While there are many medical benefits, most folks want to know how to do a prostate massage because they want to unlock the power of the male g-spot orgasm. If you’re one of them, here’s a step-by-step guide to massaging your own prostate.

As a disclaimer, many report it took them a few tries to achieve a prostate orgasm. Don’t get disheartened if you don’t reach the big Anal-O first time.

  1. Get your anus nice and lubed up (for reasons stated above).
  2. Gently insert your index finger to the first knuckle. Lightly masturbate while you do this to keep your body in a state of arousal and sexual-receptivity.
  3. Pull your finger out and re-apply some lube.
  4. Still stroking as you go, push your finger back in to the second knuckle this time. If you’re finding your sphincter tightens as a reflex and makes this difficult, try slowly pushing the finger in-and-out to relax it.
  5. Keep gently masturbating while you repeat steps 3 & 4 until you’re ready to insert to the third knuckle.
  6. With your full finger now inside your ready-and-receptive rectum, search for a lump that’s about the size of a golf ball (4 inches, give or take). It’ll be located somewhere near the root of your penis.
  7. Once you think you’ve found it, gently apply some pressure. If you start to feel a tingly sensation that might be oddly more pleasurable than touching the rest of your rectum was, congrats, you’ve found your prostate!
  8. Gently massage your prostate using a ‘come hither’ or circular motion. Alternatively you can apply a little pressure for 7-10 seconds, release, then re-apply.
  9. Keep going until you achieve anal orgasm. How will you know you’re there? According to the many male-bodied peeps who experience them regularly, you’ll know. They’re too intense to miss.

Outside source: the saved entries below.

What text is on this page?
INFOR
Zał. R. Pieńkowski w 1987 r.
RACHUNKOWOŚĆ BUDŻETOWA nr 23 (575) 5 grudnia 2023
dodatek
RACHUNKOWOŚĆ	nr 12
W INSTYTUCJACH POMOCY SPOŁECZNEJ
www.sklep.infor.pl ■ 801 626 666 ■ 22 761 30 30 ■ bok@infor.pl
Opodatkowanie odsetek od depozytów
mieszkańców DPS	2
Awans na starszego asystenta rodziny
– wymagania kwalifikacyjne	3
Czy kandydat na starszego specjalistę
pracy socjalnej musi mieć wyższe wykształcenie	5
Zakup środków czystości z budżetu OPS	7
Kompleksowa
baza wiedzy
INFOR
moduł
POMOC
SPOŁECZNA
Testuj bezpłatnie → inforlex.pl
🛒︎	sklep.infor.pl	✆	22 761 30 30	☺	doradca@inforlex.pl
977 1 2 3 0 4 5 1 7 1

Prostate massages are generally safe, but they do come with some risks, especially if you’re using them in a sexual context where they’re administered by a non-medical professional.

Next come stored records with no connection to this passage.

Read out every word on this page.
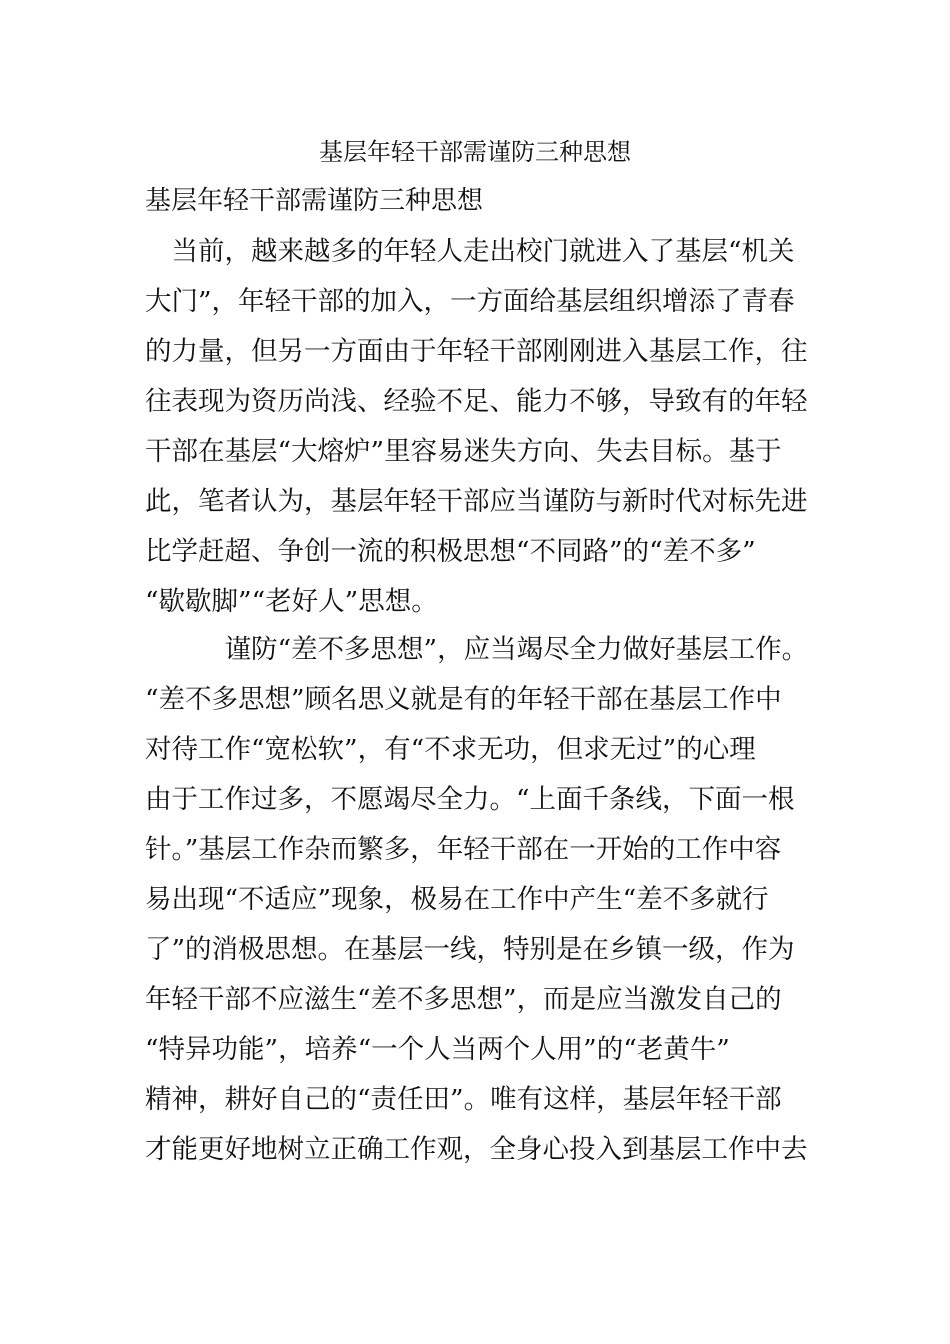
基层年轻干部需谨防三种思想

基层年轻干部需谨防三种思想

　当前，越来越多的年轻人走出校门就进入了基层“机关

大门”，年轻干部的加入，一方面给基层组织增添了青春

的力量，但另一方面由于年轻干部刚刚进入基层工作，往

往表现为资历尚浅、经验不足、能力不够，导致有的年轻

干部在基层“大熔炉”里容易迷失方向、失去目标。基于

此，笔者认为，基层年轻干部应当谨防与新时代对标先进

比学赶超、争创一流的积极思想“不同路”的“差不多”

“歇歇脚”“老好人”思想。

　　　谨防“差不多思想”，应当竭尽全力做好基层工作。

“差不多思想”顾名思义就是有的年轻干部在基层工作中

对待工作“宽松软”，有“不求无功，但求无过”的心理

由于工作过多，不愿竭尽全力。“上面千条线，下面一根

针。”基层工作杂而繁多，年轻干部在一开始的工作中容

易出现“不适应”现象，极易在工作中产生“差不多就行

了”的消极思想。在基层一线，特别是在乡镇一级，作为

年轻干部不应滋生“差不多思想”，而是应当激发自己的

“特异功能”，培养“一个人当两个人用”的“老黄牛”

精神，耕好自己的“责任田”。唯有这样，基层年轻干部

才能更好地树立正确工作观，全身心投入到基层工作中去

Here are some prostate massage risks to be aware of:

  • Performing prostate massages too vigorously or without proper technique can damage your rectum and/or prostate, making symptoms worse (or creating symptoms in otherwise perfectly healthy prostates).
  • Using electronic prostate massagers without training can also lead to harm. Even though many electronic massagers are available as sex toys, they shouldn’t be treated as ‘plug in and play’ like vaginal vibrators.
  • Folk experiencing conditions like prostate cancer, rectal cancer, anal fissures, or haemorrhoids should avoid prostate massages for pleasure. If they’re medically beneficial, your doc or similar specialist will prescribe them (although if there’s any kind of structural damage in that region, it’s incredibly unlikely). Don’t try and self-treat anything with prostate massages – always speak to your doc. The science backing prostate massage benefits might be thin, but the same isn’t true in reverse. Prostate massage if you’ve got any condition involving a compromised prostate or rectum is dangerous.

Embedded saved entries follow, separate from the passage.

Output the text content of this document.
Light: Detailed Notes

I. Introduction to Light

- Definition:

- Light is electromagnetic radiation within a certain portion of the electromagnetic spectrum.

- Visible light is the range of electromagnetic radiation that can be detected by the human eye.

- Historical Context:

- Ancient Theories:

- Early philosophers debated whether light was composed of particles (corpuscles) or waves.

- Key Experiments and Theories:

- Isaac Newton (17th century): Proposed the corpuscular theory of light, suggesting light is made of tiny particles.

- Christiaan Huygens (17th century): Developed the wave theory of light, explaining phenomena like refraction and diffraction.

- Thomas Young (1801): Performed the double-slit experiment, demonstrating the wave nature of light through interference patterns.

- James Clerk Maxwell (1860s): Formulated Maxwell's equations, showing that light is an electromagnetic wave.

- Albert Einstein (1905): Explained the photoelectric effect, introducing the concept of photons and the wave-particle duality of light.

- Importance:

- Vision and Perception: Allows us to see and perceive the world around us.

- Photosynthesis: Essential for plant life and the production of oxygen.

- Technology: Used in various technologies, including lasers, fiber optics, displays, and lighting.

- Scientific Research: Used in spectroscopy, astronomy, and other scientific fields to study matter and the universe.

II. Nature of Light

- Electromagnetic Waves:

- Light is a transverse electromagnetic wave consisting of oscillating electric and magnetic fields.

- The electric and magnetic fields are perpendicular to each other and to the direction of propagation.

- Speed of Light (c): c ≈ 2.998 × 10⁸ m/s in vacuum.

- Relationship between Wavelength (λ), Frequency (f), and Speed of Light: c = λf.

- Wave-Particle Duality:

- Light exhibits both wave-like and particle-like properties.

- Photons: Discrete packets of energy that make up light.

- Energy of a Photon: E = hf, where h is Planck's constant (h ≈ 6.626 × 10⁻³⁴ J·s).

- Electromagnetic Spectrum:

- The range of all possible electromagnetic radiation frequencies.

Outside of being used for sexual pleasure, there’s some evidence that prostate massages help relieve a number of male-body problems including ejaculation pain, erectile dysfunction, and some urinary issues common in penis-adjacent bladders. There’s nowhere near enough research to definitively recommend them as treatments though, which is why only some medical professionals prescribe them under specific circumstances.

It’s known that prostate massage comes with risks for prostate cancer, fissures, and hemorrhoids. For this reason, despite the anecdotal evidence, you should never self-prescribe prostate massage for medical reasons. Even if it does help with various complaints, these can be a sign of more serious conditions. Always speak to a medical pro first.